Returning to our site after a nine-year absence, UK filmmaker Stephen Irwin is back on Short of the Week with frenzied 10-minute animation Wood Child & Hidden Forest Mother. A bizarre trip into the world of a bloodthirsty hunter and his encounter with an immortal creature, Wood Child was a hit on the 2020 festival circuit (I was blown away when I saw it as part of the BFI London Film Festival in 2020), earning nominations at Fantoche, Go Short and Sundance and picking up awards LIAF and the New Chitose Airport International Animation Festival, before dropping online in July 2021.
Opening with a shot of its hunter character traipsing bare-ass through the forest with a rifle over his shoulder, Irwin quickly immerses us in his bizarre vision as the short cuts to the woodsman’s perspective, staring through the scope of his weapon as he obliterates a menagerie of unusual characters. All is going to plan until he sets his sights on a strange and colourful character (everything has been monochrome until this point) who seems far too happy to see him.
With inspiration coming from a variety of unexpected sources – the painting of Saint Eustace at Canterbury Cathedral (which came to Irwin’s attention via the novel Riddley Walker by Russell Hoban) and The Vision of Saint Eustace by Pisanello – Irwin took motifs from these artworks as a beginning point for his film. Interested in exploring themes of birth and motherhood, the concept of eternal return – which the director explains is the belief that “the universe and everything in it are said to have been recurring, and will continue to recur an infinite number of times” – was also influential in Wood Child’s unusual storyline.

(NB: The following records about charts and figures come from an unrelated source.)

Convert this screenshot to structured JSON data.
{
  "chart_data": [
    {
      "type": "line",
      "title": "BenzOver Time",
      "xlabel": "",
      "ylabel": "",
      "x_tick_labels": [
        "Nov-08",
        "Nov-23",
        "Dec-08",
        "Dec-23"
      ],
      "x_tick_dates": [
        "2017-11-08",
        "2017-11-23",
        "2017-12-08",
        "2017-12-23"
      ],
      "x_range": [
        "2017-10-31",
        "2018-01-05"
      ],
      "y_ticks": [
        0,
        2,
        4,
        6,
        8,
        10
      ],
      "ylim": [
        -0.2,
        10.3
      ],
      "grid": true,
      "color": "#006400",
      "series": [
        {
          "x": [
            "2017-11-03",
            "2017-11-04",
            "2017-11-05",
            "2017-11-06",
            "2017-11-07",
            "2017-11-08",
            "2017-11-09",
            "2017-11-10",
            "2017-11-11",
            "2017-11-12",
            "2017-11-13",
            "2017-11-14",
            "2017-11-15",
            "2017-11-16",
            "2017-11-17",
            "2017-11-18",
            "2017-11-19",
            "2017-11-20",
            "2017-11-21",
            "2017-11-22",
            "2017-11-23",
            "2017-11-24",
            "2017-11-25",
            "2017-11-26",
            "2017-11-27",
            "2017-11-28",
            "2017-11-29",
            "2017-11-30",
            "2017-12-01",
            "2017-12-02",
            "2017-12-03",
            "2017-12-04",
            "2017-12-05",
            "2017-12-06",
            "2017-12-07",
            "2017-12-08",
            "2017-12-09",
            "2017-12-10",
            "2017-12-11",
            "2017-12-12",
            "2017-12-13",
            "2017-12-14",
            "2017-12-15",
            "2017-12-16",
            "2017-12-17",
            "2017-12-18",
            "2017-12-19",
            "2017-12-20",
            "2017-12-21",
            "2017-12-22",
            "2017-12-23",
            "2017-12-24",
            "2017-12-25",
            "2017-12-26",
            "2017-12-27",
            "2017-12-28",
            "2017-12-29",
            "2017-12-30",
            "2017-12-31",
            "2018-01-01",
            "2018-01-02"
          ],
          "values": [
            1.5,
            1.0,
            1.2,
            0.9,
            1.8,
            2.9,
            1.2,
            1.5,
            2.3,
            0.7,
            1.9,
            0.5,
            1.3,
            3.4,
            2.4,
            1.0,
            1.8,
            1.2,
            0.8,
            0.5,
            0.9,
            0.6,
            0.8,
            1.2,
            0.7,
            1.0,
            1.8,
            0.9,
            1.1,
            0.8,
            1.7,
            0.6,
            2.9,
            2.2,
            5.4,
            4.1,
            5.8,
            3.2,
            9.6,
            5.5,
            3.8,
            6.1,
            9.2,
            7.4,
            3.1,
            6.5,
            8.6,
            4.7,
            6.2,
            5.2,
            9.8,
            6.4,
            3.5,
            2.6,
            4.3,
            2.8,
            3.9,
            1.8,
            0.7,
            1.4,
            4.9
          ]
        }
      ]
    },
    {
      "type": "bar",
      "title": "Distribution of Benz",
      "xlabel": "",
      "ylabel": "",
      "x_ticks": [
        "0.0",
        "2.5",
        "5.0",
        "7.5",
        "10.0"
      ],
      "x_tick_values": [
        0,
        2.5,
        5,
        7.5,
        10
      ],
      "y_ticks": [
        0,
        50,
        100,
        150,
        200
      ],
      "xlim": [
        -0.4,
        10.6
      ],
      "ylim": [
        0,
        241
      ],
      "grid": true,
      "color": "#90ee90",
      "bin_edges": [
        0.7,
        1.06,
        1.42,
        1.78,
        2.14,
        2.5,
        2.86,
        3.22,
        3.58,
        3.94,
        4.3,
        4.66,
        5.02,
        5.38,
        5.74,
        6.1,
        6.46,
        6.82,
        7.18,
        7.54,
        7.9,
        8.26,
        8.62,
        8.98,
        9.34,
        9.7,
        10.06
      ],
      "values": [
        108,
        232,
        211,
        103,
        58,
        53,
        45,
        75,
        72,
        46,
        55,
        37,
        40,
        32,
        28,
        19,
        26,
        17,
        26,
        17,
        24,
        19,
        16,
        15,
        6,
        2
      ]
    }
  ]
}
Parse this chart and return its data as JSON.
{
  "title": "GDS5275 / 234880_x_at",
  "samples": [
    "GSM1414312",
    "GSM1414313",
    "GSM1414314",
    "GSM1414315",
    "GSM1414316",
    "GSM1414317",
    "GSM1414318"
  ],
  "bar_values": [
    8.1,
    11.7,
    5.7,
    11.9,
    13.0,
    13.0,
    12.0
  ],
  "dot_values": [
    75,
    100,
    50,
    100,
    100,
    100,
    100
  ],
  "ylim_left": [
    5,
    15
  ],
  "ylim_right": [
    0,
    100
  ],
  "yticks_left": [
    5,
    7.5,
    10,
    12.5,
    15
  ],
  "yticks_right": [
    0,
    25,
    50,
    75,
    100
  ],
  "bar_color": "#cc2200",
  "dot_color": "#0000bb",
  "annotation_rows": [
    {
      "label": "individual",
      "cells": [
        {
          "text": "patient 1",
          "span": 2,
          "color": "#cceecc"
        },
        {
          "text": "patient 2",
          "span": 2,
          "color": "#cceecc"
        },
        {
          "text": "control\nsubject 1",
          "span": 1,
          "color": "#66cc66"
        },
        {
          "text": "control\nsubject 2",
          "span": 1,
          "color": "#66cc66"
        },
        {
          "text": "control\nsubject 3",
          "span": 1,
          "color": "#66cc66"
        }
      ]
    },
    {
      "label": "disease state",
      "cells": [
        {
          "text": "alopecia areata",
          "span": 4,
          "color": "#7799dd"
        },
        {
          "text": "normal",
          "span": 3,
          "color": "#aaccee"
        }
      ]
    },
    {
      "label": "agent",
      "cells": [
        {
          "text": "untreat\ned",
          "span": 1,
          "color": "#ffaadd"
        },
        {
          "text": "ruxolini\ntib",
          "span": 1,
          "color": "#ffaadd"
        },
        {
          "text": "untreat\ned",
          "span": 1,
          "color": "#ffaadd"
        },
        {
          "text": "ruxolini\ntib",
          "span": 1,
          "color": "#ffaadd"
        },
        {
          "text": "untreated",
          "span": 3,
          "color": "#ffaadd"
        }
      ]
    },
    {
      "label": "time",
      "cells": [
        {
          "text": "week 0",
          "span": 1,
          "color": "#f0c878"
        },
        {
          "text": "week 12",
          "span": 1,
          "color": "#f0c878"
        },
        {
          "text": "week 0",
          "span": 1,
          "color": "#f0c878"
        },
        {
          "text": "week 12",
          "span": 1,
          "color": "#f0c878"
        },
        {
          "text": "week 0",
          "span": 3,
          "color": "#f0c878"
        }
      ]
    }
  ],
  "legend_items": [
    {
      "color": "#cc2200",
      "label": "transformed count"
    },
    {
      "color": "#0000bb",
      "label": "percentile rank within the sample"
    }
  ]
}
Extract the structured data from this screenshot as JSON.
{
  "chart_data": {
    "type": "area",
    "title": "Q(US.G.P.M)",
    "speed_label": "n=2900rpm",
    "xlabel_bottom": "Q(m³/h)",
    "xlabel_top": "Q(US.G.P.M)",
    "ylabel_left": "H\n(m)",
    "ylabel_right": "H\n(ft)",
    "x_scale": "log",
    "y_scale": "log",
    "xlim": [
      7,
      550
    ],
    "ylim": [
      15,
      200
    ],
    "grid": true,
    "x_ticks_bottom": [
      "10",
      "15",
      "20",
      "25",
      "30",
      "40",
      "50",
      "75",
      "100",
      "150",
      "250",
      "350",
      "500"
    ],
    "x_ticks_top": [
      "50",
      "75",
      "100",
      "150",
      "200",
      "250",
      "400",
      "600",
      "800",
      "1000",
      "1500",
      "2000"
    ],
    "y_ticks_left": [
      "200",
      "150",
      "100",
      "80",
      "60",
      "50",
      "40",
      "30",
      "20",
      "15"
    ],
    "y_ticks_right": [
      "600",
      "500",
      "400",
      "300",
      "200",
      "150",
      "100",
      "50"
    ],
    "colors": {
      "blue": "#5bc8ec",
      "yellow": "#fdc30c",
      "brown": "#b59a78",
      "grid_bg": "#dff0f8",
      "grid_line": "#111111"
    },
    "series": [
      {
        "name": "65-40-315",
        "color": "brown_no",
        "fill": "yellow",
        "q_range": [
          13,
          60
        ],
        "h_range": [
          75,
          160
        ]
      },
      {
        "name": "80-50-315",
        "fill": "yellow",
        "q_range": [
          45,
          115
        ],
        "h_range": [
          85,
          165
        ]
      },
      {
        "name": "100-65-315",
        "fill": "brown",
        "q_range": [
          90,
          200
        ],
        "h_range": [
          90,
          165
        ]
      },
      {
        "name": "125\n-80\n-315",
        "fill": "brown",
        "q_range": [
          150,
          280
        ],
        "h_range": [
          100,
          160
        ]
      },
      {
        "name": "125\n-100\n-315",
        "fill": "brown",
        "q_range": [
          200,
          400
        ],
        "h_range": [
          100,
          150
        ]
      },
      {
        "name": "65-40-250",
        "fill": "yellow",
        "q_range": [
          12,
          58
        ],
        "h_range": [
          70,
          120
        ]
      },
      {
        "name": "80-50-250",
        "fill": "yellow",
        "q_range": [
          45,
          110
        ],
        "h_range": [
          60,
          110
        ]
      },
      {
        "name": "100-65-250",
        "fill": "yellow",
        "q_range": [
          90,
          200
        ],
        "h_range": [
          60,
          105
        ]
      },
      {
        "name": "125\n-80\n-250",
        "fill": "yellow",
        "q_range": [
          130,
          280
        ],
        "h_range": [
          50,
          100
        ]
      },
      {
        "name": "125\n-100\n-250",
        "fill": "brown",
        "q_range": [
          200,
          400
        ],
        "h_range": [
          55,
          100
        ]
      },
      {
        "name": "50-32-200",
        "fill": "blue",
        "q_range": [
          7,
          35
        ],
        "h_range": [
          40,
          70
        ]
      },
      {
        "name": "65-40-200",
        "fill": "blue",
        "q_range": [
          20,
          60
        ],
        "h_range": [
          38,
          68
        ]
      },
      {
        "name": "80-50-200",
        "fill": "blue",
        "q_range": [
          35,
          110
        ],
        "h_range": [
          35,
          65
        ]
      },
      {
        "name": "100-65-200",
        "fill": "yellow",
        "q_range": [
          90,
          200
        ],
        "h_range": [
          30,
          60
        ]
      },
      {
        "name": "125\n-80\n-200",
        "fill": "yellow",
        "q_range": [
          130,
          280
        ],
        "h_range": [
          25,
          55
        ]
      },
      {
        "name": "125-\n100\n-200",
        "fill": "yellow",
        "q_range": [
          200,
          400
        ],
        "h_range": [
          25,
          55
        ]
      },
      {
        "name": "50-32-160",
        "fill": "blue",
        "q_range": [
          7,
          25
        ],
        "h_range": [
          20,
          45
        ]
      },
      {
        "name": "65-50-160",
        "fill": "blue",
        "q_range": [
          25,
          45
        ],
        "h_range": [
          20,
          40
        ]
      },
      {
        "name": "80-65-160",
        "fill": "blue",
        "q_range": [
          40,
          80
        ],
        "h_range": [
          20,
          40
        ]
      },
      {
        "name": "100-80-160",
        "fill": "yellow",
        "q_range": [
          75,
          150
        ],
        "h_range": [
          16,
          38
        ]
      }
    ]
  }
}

“It had a folkloric feel from the start”, Irwins reveals, discussing the development of his short and the filmmaker is keen to highlight his choice of music (Huapango by Jose Pablo Moncayo) as a motivator in taking this approach, stating the song has “its roots in folk”. With the filmmaker explaining how his soundtrack choice “not only dictated the pace and rhythm of the film, but also its tone”, Irwin hope it adds to the “upbeat and joyful feel” of his short.
Despite its oddities, “joyful” is exactly the term I’d use to describe Wood Child, its infectious energy leaving me dazed and happily confused every time I’ve watched the short. Its trippy aesthetic – painted, scanned and assembled in Photoshop, before being laid out in multiple layers in a 3D space (as if it was being shot with a multiplane camera) in After Effects – feels perfectly suited for its twisted fairytale narrative, the virtual camera constantly frantic and never settled. I can understand how Irwin’s short won’t be for everyone’s tastes, but personally, I can’t get enough of it.
If you’re new to the work of Stephen Irwin then you’re in for a treat, with three of his shorts – The Black Dog’s Progress, Atomic Hubbub and Moxie – available on S/W and his previous film, The Obvious Child (another festival favourite), also online. With six years between his last two shorts (in which he did write his first feature-length screenplay), let’s hope we don’t have to wait so long for more new work from one of our favourite animators.